Shaky platform: AI teams who work for Meta’s flagship Facebook social platform have had a rocky few years.

  • Last year, a former product manager leaked documents to the press showing that the company knowingly tweaked its recommendation algorithm in ways that harmed both individuals and society at large.
  • In 2020, reports surfaced that company leadership had blocked internal efforts to reduce the amount of extreme content the algorithm promoted over concerns that doing so would drive down profits.
  • In 2018, Joaquin Quiñonero Candela, an architect of Facebook’s recommendation algorithm, took charge of the Responsible AI division to mitigate the algorithm’s propensity to promote disinformation, hate speech, and other divisive content. (Candela departed in 2021.)

Trend in the making? Meta isn’t the first large company to move AI teams closer to its product groups.

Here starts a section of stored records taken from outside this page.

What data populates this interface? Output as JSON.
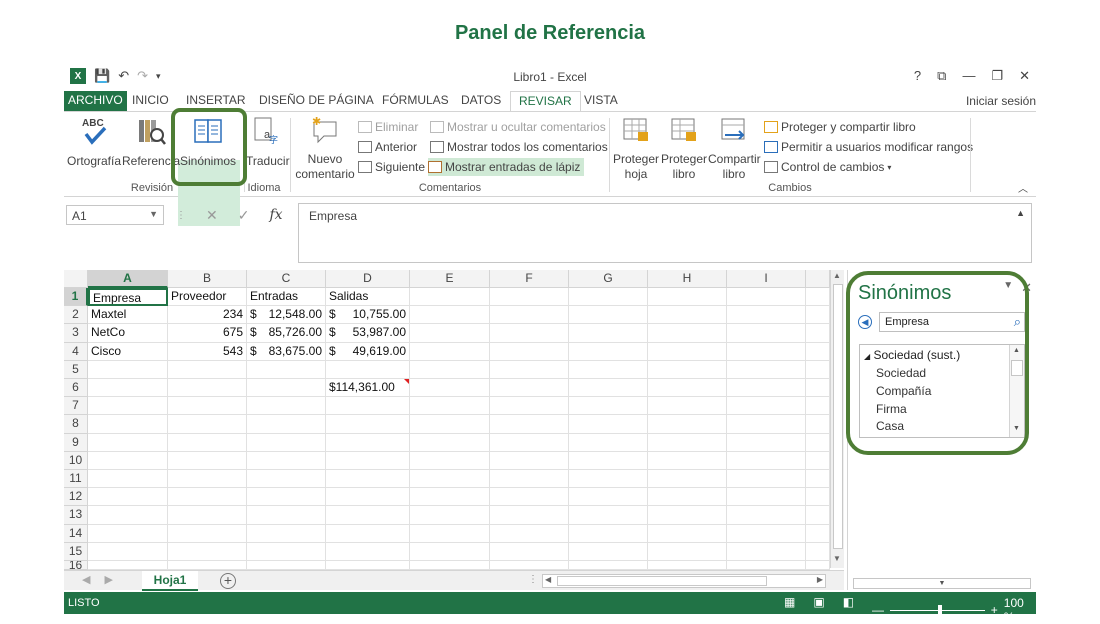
{
  "heading": "Panel de Referencia",
  "window": {
    "title": "Libro1 - Excel",
    "controls": [
      "?",
      "⧉",
      "—",
      "❐",
      "✕"
    ],
    "signin": "Iniciar sesión"
  },
  "tabs": [
    "ARCHIVO",
    "INICIO",
    "INSERTAR",
    "DISEÑO DE PÁGINA",
    "FÓRMULAS",
    "DATOS",
    "REVISAR",
    "VISTA"
  ],
  "active_tab": "REVISAR",
  "ribbon": {
    "revision": {
      "label": "Revisión",
      "ortografia": "Ortografía",
      "referencia": "Referencia",
      "sinonimos": "Sinónimos"
    },
    "idioma": {
      "label": "Idioma",
      "traducir": "Traducir"
    },
    "comentarios": {
      "label": "Comentarios",
      "nuevo_1": "Nuevo",
      "nuevo_2": "comentario",
      "eliminar": "Eliminar",
      "anterior": "Anterior",
      "siguiente": "Siguiente",
      "mostrar_ocultar": "Mostrar u ocultar comentarios",
      "mostrar_todos": "Mostrar todos los comentarios",
      "mostrar_lapiz": "Mostrar entradas de lápiz"
    },
    "cambios": {
      "label": "Cambios",
      "proteger_hoja_1": "Proteger",
      "proteger_hoja_2": "hoja",
      "proteger_libro_1": "Proteger",
      "proteger_libro_2": "libro",
      "compartir_1": "Compartir",
      "compartir_2": "libro",
      "proteger_compartir": "Proteger y compartir libro",
      "permitir": "Permitir a usuarios modificar rangos",
      "control": "Control de cambios"
    }
  },
  "formula_bar": {
    "name_box": "A1",
    "fx": "fx",
    "content": "Empresa"
  },
  "grid": {
    "columns": [
      "A",
      "B",
      "C",
      "D",
      "E",
      "F",
      "G",
      "H",
      "I"
    ],
    "rows": [
      "1",
      "2",
      "3",
      "4",
      "5",
      "6",
      "7",
      "8",
      "9",
      "10",
      "11",
      "12",
      "13",
      "14",
      "15",
      "16"
    ],
    "headers": [
      "Empresa",
      "Proveedor",
      "Entradas",
      "Salidas"
    ],
    "data": [
      {
        "empresa": "Maxtel",
        "proveedor": "234",
        "entradas": "12,548.00",
        "salidas": "10,755.00"
      },
      {
        "empresa": "NetCo",
        "proveedor": "675",
        "entradas": "85,726.00",
        "salidas": "53,987.00"
      },
      {
        "empresa": "Cisco",
        "proveedor": "543",
        "entradas": "83,675.00",
        "salidas": "49,619.00"
      }
    ],
    "currency": "$",
    "total": "$114,361.00"
  },
  "sheets": {
    "active": "Hoja1",
    "add": "+"
  },
  "status": {
    "text": "LISTO",
    "zoom": "100 %"
  },
  "pane": {
    "title": "Sinónimos",
    "search_value": "Empresa",
    "group": "Sociedad (sust.)",
    "items": [
      "Sociedad",
      "Compañía",
      "Firma",
      "Casa"
    ]
  },
  "colors": {
    "excel_green": "#217346",
    "highlight_ring": "#4e7d35",
    "comment_marker": "#e02020"
  }
}
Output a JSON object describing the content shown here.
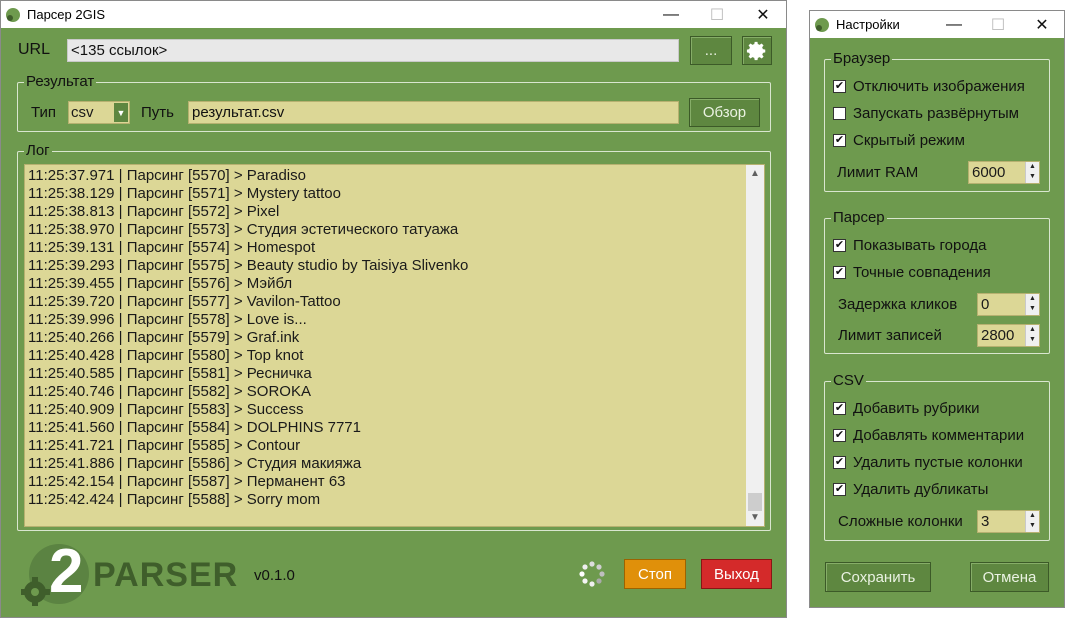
{
  "main": {
    "title": "Парсер 2GIS",
    "title_buttons": {
      "minimize": "—",
      "maximize": "☐",
      "close": "✕"
    },
    "url_label": "URL",
    "url_value": "<135 ссылок>",
    "url_button": "...",
    "result_group": "Результат",
    "type_label": "Тип",
    "type_value": "csv",
    "path_label": "Путь",
    "path_value": "результат.csv",
    "browse_button": "Обзор",
    "log_group": "Лог",
    "log_lines": [
      "11:25:37.971 | Парсинг [5570] > Paradiso",
      "11:25:38.129 | Парсинг [5571] > Mystery tattoo",
      "11:25:38.813 | Парсинг [5572] > Pixel",
      "11:25:38.970 | Парсинг [5573] > Студия эстетического татуажа",
      "11:25:39.131 | Парсинг [5574] > Homespot",
      "11:25:39.293 | Парсинг [5575] > Beauty studio by Taisiya Slivenko",
      "11:25:39.455 | Парсинг [5576] > Мэйбл",
      "11:25:39.720 | Парсинг [5577] > Vavilon-Tattoo",
      "11:25:39.996 | Парсинг [5578] > Love is...",
      "11:25:40.266 | Парсинг [5579] > Graf.ink",
      "11:25:40.428 | Парсинг [5580] > Top knot",
      "11:25:40.585 | Парсинг [5581] > Ресничка",
      "11:25:40.746 | Парсинг [5582] > SOROKA",
      "11:25:40.909 | Парсинг [5583] > Success",
      "11:25:41.560 | Парсинг [5584] > DOLPHINS 7771",
      "11:25:41.721 | Парсинг [5585] > Contour",
      "11:25:41.886 | Парсинг [5586] > Студия макияжа",
      "11:25:42.154 | Парсинг [5587] > Перманент 63",
      "11:25:42.424 | Парсинг [5588] > Sorry mom"
    ],
    "logo_number": "2",
    "logo_text": "PARSER",
    "version": "v0.1.0",
    "stop_button": "Стоп",
    "exit_button": "Выход",
    "colors": {
      "window_bg": "#6e9a4e",
      "field_yellow": "#dcd796",
      "stop": "#e0900a",
      "exit": "#d42a2a",
      "logo": "#3f5e2b"
    }
  },
  "settings": {
    "title": "Настройки",
    "title_buttons": {
      "minimize": "—",
      "maximize": "☐",
      "close": "✕"
    },
    "browser_group": "Браузер",
    "browser_checks": [
      {
        "label": "Отключить изображения",
        "checked": true
      },
      {
        "label": "Запускать развёрнутым",
        "checked": false
      },
      {
        "label": "Скрытый режим",
        "checked": true
      }
    ],
    "ram_label": "Лимит RAM",
    "ram_value": "6000",
    "parser_group": "Парсер",
    "parser_checks": [
      {
        "label": "Показывать города",
        "checked": true
      },
      {
        "label": "Точные совпадения",
        "checked": true
      }
    ],
    "delay_label": "Задержка кликов",
    "delay_value": "0",
    "records_label": "Лимит записей",
    "records_value": "2800",
    "csv_group": "CSV",
    "csv_checks": [
      {
        "label": "Добавить рубрики",
        "checked": true
      },
      {
        "label": "Добавлять комментарии",
        "checked": true
      },
      {
        "label": "Удалить пустые колонки",
        "checked": true
      },
      {
        "label": "Удалить дубликаты",
        "checked": true
      }
    ],
    "complex_label": "Сложные колонки",
    "complex_value": "3",
    "save_button": "Сохранить",
    "cancel_button": "Отмена"
  }
}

  • Last year, Microsoft moved its data and AI units under the umbrella of its Industries and Business Applications group. In 2018, Microsoft had integrated AI research more closely with its cloud computing business.
  • In 2018, Google absorbed its DeepMind division’s healthcare unit with the goal of translating applications, such as the Streams app that alerts caregivers to concerning test results, into clinical practice.

Why it matters: In 2019, 37 percent of large AI companies maintained a central AI group, The Wall Street Journal reported. Reorgs by Meta and others suggest that centralization hindered their ability to capitalize on AI innovations.
We’re thinking: In a corporate setting, when a technology is new, a centralized team can make it easier to share learnings, set standards, and build company-wide platforms. As it matures, individual business units often gain the ability to manage the technology themselves and absorb experienced developers. Apparently this pattern — which we describe in AI For Everyone — is playing out in some leading AI companies.